= Aceramic =

Archaeological term for societies that did not produce pottery

Aceramic is defined as "not producing pottery". In archaeology, the term means "without pottery". Aceramic societies usually used bark, basketry, gourds and leather for containers.

"Aceramic" is used to describe a culture at any time prior to its development of pottery as well as cultures that lack pottery altogether. A preceramic period is traditionally regarded as occurring in the early stage of the Neolithic period of a culture, but recent findings in Japan and China have pushed the origin of ceramic technology there well back into the Paleolithic era.

== West Asia ==
In Western Asian archaeology, Aceramic is used to refer to a specific early Neolithic period before the development of ceramics, the Middle Eastern Pre-Pottery Neolithic, in which case it is a synonym of preceramic or pre-pottery.

The Western Asian Pre-Pottery Neolithic A began roughly around 8500 BC and can be identified with over a half a dozen sites. The period was most prominent in Western Asia in an economy based on the cultivation of crops or the rearing of animals or both. Outside Western Asia, Aceramic Neolithic groups are more rare. Aceramic Neolithic villages had many attributes of agricultural communities: large settlement size, substantial architecture, long settlement duration, intensive harvesting of seeds with sickles, equipment and facilities for storing and grinding seeds, and containers.
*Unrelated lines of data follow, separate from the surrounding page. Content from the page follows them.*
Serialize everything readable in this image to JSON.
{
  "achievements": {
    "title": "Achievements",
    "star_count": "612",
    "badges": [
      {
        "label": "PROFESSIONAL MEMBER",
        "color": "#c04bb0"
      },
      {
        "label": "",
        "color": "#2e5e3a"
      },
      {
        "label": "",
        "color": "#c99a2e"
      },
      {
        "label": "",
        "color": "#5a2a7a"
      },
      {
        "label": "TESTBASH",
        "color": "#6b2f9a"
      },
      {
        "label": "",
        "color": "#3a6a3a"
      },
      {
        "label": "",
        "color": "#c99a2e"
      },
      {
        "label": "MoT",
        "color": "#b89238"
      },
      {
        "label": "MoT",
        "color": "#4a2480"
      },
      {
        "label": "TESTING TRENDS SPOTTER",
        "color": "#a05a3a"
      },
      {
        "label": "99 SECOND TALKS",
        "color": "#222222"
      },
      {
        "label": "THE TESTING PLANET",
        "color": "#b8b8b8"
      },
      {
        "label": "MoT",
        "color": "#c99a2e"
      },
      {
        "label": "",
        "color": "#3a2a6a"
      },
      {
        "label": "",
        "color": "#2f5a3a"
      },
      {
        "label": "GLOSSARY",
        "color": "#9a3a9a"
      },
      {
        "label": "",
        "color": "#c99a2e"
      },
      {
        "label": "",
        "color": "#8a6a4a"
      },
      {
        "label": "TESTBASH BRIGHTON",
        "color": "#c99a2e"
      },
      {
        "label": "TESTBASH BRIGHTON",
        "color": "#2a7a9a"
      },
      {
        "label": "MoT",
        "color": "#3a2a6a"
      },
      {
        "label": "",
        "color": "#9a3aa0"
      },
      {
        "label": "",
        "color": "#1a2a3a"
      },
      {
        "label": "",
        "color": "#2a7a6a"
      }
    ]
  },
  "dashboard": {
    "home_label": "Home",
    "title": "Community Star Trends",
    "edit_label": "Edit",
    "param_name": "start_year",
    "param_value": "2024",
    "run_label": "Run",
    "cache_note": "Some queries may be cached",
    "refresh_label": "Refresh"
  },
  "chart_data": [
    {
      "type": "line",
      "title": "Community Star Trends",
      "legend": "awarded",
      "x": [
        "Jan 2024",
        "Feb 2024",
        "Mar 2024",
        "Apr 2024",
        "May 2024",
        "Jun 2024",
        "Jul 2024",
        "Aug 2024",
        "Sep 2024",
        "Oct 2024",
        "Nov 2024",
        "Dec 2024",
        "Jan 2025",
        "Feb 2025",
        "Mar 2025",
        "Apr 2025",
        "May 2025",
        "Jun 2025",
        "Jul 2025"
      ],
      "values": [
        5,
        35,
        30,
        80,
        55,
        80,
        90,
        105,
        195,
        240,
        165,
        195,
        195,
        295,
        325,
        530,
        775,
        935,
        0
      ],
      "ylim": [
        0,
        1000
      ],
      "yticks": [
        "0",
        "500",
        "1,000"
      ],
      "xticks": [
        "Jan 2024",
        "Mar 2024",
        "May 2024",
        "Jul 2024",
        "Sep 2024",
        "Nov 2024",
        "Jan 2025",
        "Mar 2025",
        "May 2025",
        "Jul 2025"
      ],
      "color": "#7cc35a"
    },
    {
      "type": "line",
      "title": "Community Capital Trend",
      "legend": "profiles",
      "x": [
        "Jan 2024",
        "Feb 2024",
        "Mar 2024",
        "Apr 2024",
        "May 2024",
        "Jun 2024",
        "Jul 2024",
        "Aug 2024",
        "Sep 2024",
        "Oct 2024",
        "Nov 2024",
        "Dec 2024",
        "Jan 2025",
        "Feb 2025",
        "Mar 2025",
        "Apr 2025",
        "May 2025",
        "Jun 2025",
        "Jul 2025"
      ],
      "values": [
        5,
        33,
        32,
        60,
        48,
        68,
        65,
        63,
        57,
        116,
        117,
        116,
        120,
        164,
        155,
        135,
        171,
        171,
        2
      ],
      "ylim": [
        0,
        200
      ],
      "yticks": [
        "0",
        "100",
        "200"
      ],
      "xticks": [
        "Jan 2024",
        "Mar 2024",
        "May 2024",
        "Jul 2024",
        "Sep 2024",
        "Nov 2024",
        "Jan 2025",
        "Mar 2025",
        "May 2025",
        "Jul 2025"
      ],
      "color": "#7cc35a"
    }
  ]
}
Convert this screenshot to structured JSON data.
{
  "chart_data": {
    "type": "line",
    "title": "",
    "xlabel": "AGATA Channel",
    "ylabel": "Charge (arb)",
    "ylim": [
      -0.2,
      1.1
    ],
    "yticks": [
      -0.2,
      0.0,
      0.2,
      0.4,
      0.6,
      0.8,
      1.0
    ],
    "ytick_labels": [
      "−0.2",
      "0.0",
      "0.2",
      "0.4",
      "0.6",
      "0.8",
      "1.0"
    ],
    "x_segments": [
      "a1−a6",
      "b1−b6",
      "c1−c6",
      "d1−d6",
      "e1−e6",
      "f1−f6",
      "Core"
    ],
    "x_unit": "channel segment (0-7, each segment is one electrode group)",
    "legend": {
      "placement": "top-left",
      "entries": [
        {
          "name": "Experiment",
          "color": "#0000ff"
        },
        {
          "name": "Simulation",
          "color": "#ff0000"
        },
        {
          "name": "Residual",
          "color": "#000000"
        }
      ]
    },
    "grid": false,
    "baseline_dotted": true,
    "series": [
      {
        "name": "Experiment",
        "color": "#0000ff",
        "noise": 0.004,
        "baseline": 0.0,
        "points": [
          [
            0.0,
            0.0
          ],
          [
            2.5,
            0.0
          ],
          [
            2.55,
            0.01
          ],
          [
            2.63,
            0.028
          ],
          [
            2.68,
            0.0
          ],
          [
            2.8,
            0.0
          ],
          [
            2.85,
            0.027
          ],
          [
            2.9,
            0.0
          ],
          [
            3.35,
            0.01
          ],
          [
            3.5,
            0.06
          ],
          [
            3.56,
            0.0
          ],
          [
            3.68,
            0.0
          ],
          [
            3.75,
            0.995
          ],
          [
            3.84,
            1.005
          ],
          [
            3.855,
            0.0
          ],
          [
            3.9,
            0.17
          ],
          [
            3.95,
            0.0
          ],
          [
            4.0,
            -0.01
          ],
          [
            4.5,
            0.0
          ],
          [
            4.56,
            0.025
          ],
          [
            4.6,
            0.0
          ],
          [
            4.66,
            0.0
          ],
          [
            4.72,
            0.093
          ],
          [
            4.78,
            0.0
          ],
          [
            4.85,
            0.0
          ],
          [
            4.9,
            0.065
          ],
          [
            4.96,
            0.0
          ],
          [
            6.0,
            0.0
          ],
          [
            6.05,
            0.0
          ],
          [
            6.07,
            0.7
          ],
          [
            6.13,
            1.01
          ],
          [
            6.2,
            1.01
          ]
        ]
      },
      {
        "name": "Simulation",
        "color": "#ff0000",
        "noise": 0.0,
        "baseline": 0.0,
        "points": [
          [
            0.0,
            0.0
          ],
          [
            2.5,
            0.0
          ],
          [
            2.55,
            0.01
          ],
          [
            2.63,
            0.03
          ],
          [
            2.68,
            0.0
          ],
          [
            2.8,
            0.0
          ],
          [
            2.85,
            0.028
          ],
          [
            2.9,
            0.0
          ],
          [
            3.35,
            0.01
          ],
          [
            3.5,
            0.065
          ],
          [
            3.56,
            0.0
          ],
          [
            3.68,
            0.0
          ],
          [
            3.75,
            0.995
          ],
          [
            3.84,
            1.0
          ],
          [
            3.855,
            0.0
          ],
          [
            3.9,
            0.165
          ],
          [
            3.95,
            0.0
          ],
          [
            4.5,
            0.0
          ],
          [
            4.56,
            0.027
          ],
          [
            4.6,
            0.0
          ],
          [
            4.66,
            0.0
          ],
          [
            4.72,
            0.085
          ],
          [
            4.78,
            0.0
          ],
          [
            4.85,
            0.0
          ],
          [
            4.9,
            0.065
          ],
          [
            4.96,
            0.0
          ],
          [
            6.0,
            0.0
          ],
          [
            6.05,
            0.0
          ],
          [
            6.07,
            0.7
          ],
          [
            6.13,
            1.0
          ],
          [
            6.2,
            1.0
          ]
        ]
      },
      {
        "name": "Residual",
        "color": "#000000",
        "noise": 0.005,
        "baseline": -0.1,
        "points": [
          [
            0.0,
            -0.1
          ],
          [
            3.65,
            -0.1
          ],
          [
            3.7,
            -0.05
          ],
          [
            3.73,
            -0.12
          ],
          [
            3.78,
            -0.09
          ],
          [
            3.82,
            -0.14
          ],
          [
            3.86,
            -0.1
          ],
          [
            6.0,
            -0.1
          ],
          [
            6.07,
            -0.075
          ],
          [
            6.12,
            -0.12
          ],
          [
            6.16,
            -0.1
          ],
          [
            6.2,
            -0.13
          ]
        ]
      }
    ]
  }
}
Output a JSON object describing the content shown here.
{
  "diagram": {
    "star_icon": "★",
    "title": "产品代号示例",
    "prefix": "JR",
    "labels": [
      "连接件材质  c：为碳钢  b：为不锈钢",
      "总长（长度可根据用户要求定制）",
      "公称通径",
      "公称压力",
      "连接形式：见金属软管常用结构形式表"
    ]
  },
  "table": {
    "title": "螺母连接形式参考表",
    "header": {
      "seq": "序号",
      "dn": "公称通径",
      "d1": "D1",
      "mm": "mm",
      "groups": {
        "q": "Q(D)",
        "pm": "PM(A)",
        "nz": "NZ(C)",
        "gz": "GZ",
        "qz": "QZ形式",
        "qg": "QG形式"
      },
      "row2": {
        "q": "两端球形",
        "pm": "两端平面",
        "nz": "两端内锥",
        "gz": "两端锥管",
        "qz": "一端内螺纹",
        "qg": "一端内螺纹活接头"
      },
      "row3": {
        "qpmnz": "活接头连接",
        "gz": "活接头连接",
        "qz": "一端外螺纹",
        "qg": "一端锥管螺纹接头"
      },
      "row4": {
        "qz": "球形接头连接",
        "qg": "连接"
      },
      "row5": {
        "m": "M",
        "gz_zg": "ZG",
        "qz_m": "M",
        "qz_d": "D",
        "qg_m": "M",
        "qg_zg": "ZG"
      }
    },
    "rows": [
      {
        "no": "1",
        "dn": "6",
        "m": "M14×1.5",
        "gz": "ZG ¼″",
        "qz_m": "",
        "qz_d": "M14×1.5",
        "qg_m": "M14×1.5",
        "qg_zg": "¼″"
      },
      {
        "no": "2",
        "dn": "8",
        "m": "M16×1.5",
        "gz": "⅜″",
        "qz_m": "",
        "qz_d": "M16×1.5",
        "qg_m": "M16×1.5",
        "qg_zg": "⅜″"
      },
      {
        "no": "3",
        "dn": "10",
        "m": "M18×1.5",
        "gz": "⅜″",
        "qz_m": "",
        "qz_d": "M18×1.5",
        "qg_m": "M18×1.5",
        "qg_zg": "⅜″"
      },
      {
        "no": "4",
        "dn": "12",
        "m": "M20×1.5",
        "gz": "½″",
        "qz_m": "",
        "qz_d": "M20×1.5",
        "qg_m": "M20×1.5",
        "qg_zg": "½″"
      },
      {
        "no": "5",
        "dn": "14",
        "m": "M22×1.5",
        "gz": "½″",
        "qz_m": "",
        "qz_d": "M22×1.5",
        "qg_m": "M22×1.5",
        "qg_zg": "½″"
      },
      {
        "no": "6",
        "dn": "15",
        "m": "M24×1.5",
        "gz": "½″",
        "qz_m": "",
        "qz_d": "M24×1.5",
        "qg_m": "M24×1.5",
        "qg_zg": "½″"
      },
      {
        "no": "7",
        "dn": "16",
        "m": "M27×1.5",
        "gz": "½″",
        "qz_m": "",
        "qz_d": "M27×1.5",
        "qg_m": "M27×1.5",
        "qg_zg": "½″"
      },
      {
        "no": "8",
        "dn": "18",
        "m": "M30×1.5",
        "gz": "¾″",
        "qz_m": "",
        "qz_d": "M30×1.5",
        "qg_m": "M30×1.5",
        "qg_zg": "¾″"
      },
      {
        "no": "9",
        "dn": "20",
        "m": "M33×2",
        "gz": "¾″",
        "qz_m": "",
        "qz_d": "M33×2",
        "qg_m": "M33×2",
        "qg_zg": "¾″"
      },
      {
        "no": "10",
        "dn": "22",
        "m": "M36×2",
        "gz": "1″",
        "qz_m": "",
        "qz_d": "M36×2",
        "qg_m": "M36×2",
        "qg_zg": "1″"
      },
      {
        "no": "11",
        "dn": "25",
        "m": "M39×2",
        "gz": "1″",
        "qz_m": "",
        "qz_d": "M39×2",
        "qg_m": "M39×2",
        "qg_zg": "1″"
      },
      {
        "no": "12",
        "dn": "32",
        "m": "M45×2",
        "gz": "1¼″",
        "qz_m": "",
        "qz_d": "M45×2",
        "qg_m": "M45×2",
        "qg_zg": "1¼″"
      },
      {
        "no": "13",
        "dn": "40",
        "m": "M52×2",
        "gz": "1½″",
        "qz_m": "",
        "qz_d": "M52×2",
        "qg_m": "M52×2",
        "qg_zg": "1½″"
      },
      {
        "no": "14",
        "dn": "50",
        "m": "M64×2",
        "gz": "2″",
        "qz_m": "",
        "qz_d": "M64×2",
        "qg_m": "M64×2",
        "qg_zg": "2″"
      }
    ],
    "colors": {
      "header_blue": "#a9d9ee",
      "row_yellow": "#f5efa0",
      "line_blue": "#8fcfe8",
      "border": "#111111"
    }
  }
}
Morphological evidence for domestication of plants comes only from Middle Pre-Pottery Neolithic B (PPNB), and by Late PPNB some animals, notably goats, were domesticated or at least managed in most of the sites.

=== Cyprus ===
Some of the most famous Aceramic sites are located in the Republic of Cyprus. There was an Early Aceramic Neolithic phase beginning around 8200 BC. The phase can be best thought of as a "colony", or initial settlement of the island. Until the relatively recent discoveries of the Akrotiri and the Early Aceramic Neolithic phases, the Aceramic Neolithic culture known as the Khirokitia culture was thought to be the earliest human settlement on Cyprus, from 7000 to 5000 BC. There are a number of Late Aceramic Neolithic sites throughout the island. The two most important sites are called Khirokitia and Kalavasos-Tenta. Late Aceramic Cyprus did not have much external contact because of a lack of settlement in the west or northwest during the period. However, Late Aceramic Cyprus was a well-structured society.

== Americas ==
The specific term "Pre-Ceramic" is used for a period in many chronologies of the archaeology of the Americas, typically showing some agriculture and developed textiles but no fired pottery. For example, in the Norte Chico civilization and other cultures of Peru, the cultivation of cotton seems to have been very important in economic and power relations, from around 3200 BC. Here, Cotton Pre-Ceramic may be used as a period. The Pre-Ceramic may be followed by "Ceramic" periods or a formative stage.